I know of NO WAY to prepare for something that just comes from on-the-job training. You just can't. You will learn the most from just familiarizing yourself with how THEY do it.

They should break you in with a preceptorship program for a week or two but don't expect to find your "comfort zone" for a few months. It's not you. It's the nature of things.

Stroke Protocol-NIH, STEMI Protocol, Chest Pain Protocol, Hyperglycemia (DKA)Protocol, Fever Protocol... You just have to do it. No one will expect you to know it all. Just ask questions and you'll be fine. You only get into trouble when you think you know more than you do and do something wrong.

(Oh, and I'm really not kidding about the shoes :D)

Good Luck and welcome to the show.

rjflyn, ASN, RN

Specializes in Emergency. Has 23 years experience.

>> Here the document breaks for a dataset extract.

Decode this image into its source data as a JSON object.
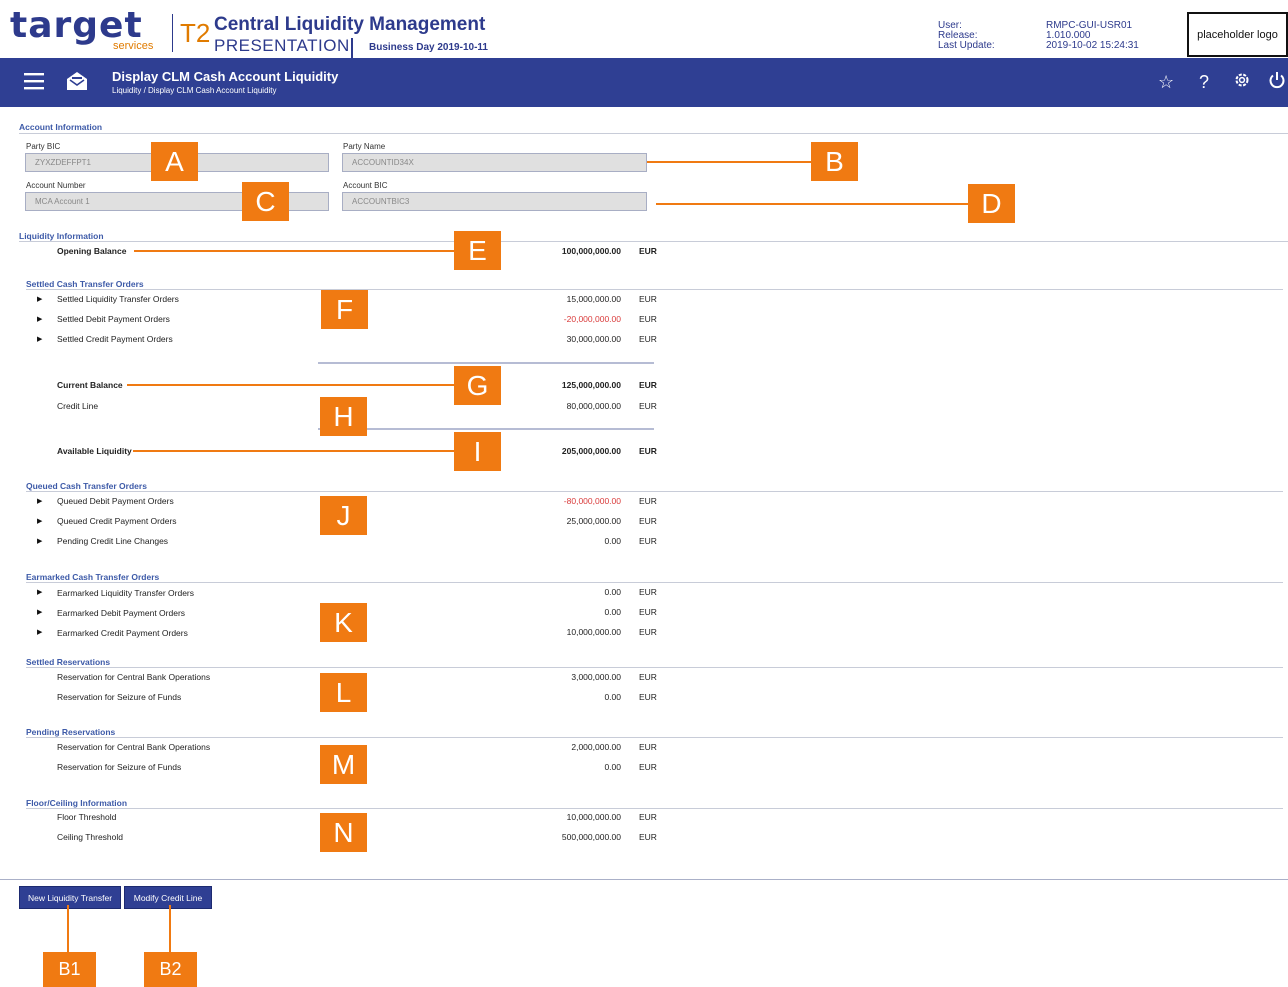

I agree about the shoes, just be sure to replace them often. YOu dont say how much bigger ER you are going to . ANd the best of intentions of not having your own patients for 5 weeks might last for 5 days. This is the real world be ready for it. I have been in the 5 bed ED, the 10 bed unit, the 20 bed unit, the 45+ ones. These numbers double when they start putting patients in every nook and cranny.

traumaRUs, MSN, APRN, CNS

Specializes in Nephrology, Cardiology, ER, ICU. Has 27 years experience.

5 weeks orientation isn't enough IMHO. I worked level one trauma center (58 beds) and our current orientation is 6-8 weeks for experienced RNs (those that come from level I or II trauma centers) and 10-12 weeks for new grads.

I also work as an APN in a community ER (18 beds) and the orientation for RNs is still 6-8 weeks). Just don't sell yourself short when it comes to orientation.

Pixie.RN, MSN, RN, EMT-P

Specializes in EMS, ED, Trauma, CNE, CEN, CPEN, TCRN. Has 12 years experience.

Ride that orientation train as long as possible! My orientation was about 14 weeks, until I was unceremoniously dumped from orientation when another RN called out sick. LOL.

MassED, BSN, RN

Specializes in ER. Has 15 years experience.

observe, ask lots of questions, and you'll be fine.